Pegasus Mail has been around for about a decade and is an extremely versatile program used on either stand-alone systems or networks. The program is significant because it was the first e-mail client to implement filtering. Because the program also supports mail merge, multiple users on a single computer, and large address databases, it has proven to be popular in a number of business settings. Novell NetWare 3.x, 4.x, and 5.x in Bindery Mode and 4.x and 5.x in NDS mode support Pegasus in many NetWare shops. Pegasus Mail also runs on NT, LANTastic, and Windows peer-to-peer networks. Ironically, the flaw resides in the latest version (v3.12c) which, according to the Pegasus Web site, the company wanted to be “the best, most reliable, and stable version of Pegasus Mail produced to date.”

The fix is simple, but draconian. The only real way to plug this hole is for Internet Explorer users to avoid setting Pegasus Mail as their default mail client.

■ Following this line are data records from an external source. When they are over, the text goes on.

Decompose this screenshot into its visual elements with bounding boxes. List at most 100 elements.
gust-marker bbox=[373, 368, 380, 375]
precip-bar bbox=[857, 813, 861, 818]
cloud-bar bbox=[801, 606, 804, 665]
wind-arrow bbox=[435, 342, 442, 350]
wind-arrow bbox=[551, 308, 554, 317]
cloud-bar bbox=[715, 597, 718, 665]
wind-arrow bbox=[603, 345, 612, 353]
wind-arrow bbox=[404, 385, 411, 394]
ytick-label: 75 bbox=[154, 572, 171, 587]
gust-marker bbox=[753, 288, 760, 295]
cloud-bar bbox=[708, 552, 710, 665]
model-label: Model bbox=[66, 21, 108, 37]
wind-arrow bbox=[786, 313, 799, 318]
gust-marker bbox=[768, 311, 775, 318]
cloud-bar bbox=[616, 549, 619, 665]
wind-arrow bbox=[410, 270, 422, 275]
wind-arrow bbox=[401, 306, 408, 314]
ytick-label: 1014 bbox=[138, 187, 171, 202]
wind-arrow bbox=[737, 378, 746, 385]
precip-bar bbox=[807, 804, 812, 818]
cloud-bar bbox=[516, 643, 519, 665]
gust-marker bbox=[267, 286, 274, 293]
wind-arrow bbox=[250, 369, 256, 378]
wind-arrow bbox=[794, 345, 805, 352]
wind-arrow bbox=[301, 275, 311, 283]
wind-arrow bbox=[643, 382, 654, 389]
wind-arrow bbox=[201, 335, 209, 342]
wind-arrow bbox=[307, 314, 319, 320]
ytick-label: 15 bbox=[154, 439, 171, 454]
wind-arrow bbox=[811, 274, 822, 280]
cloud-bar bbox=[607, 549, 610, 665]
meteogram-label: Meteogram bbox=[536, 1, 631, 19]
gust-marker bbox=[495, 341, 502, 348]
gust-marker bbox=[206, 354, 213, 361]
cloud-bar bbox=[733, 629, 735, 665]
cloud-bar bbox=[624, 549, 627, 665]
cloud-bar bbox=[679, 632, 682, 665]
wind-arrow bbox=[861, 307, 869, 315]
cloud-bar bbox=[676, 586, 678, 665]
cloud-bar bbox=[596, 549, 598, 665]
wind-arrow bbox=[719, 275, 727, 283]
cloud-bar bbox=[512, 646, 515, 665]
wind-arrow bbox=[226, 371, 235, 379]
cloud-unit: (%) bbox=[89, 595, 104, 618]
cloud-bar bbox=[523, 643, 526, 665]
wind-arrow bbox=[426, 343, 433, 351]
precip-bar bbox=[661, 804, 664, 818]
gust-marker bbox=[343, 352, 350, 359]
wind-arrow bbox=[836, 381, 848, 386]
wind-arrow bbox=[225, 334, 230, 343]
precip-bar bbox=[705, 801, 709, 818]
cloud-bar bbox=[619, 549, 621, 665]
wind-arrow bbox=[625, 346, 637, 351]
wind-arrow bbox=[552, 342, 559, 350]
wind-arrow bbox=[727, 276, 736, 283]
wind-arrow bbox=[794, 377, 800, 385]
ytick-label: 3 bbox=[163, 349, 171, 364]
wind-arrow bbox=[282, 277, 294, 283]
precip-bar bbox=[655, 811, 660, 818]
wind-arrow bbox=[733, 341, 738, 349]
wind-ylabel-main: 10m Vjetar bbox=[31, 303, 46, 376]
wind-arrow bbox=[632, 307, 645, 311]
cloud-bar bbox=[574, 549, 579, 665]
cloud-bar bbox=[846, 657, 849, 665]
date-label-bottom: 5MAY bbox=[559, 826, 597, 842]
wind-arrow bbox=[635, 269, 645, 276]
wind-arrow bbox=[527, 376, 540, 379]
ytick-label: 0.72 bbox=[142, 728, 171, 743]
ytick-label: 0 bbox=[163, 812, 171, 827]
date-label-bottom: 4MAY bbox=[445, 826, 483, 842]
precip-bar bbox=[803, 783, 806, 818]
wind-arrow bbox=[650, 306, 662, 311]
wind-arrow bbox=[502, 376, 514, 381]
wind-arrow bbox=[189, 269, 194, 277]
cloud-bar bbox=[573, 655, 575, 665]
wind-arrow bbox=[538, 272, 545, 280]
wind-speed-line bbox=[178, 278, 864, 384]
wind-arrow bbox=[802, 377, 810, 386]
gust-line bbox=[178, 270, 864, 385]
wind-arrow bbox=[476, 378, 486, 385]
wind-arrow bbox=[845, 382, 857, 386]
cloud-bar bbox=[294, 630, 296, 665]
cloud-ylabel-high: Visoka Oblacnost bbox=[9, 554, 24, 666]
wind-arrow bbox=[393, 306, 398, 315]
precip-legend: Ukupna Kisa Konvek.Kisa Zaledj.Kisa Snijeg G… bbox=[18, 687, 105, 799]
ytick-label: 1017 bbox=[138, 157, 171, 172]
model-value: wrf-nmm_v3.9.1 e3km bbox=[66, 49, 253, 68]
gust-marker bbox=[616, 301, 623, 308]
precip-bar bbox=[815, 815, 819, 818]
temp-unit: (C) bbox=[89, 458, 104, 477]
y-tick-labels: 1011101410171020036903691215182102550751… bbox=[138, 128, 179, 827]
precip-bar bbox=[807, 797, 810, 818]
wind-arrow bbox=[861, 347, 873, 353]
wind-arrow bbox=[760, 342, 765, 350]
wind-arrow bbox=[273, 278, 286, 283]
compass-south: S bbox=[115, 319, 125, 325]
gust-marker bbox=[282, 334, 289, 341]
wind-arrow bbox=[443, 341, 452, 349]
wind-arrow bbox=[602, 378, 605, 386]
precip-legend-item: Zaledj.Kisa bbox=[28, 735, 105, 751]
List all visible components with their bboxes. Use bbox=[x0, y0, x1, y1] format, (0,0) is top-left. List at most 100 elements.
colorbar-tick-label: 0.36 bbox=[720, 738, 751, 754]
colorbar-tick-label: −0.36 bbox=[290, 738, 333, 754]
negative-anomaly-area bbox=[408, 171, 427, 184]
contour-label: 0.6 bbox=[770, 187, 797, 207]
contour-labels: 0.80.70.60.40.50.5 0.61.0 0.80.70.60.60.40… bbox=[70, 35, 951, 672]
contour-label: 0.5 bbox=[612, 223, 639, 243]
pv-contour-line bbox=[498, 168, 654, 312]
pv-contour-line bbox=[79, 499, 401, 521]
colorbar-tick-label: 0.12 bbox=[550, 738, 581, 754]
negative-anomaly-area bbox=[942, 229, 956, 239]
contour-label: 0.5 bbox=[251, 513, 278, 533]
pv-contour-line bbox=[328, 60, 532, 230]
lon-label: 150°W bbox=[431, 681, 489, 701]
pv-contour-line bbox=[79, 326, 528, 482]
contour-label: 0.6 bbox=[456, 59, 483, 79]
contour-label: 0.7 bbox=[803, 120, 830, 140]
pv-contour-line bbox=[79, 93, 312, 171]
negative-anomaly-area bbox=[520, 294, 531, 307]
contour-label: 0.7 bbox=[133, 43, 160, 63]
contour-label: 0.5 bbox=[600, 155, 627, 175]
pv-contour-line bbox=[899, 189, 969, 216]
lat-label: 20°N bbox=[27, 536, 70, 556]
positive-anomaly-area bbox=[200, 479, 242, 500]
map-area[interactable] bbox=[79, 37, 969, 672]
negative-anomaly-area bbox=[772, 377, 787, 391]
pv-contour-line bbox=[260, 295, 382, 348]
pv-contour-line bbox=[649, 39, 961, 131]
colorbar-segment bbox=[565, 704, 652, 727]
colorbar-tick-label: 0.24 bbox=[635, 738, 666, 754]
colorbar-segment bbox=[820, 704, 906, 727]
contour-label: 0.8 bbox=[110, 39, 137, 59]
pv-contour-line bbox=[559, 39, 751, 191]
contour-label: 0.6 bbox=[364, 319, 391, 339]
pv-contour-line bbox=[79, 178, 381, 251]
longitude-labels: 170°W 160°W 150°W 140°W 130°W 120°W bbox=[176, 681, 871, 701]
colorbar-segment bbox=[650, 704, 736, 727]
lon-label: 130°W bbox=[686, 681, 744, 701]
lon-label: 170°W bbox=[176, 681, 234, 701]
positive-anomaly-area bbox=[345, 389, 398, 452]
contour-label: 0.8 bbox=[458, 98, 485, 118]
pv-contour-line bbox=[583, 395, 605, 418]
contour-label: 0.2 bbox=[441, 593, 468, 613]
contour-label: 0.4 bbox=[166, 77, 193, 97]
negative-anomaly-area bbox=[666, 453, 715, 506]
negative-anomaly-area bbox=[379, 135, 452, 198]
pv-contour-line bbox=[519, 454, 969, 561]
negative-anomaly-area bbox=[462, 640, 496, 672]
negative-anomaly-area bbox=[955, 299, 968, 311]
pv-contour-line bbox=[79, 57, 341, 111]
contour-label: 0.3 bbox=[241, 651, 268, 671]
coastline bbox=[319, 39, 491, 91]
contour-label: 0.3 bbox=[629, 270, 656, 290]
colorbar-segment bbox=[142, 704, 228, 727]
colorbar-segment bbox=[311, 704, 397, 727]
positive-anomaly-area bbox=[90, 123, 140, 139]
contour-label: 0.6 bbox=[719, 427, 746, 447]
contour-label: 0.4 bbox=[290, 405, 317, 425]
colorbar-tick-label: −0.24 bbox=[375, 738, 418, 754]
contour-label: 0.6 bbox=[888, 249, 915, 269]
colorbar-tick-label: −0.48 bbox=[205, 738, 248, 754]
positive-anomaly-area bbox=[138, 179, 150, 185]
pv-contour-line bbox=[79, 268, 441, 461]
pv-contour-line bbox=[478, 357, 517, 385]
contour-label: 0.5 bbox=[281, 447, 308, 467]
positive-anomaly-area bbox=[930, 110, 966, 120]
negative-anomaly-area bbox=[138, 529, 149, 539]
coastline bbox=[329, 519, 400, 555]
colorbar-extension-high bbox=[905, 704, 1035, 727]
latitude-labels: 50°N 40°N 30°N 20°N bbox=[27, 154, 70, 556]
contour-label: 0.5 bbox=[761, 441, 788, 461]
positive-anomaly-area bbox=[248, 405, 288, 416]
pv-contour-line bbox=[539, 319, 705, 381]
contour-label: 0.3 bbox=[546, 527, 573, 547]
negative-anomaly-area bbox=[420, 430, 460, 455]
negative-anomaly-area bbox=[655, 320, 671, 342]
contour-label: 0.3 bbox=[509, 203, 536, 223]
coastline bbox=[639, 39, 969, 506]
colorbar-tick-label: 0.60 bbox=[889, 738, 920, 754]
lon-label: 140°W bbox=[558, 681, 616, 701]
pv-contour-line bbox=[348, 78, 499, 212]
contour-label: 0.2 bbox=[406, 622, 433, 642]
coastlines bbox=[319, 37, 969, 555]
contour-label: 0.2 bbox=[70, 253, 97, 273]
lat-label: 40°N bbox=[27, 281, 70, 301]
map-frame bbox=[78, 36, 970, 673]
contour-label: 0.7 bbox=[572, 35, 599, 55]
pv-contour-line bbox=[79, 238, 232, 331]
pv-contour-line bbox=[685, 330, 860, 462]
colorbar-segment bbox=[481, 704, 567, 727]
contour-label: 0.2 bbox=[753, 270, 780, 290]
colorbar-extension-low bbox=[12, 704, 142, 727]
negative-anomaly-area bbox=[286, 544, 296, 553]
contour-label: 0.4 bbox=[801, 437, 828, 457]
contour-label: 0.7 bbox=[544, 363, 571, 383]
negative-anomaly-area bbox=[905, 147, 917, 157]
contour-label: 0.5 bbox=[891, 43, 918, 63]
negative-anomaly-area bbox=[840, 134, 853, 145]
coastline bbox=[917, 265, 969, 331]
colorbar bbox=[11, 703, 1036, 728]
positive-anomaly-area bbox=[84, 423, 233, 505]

This latest version is “the end of the line for the v3.x family of Pegasus Mail for Windows products,” and it contains a lot of bug fixes (the emphasis is from the company). However, even though many users have downloaded the upgrade, the more than 50 fixes are still considered minor.

An upgrade of Pegasus Mail is in the works, and the author, David Harris, says the new version will feature major improvements over previous versions. Hopefully, this new version will completely patch the security hole.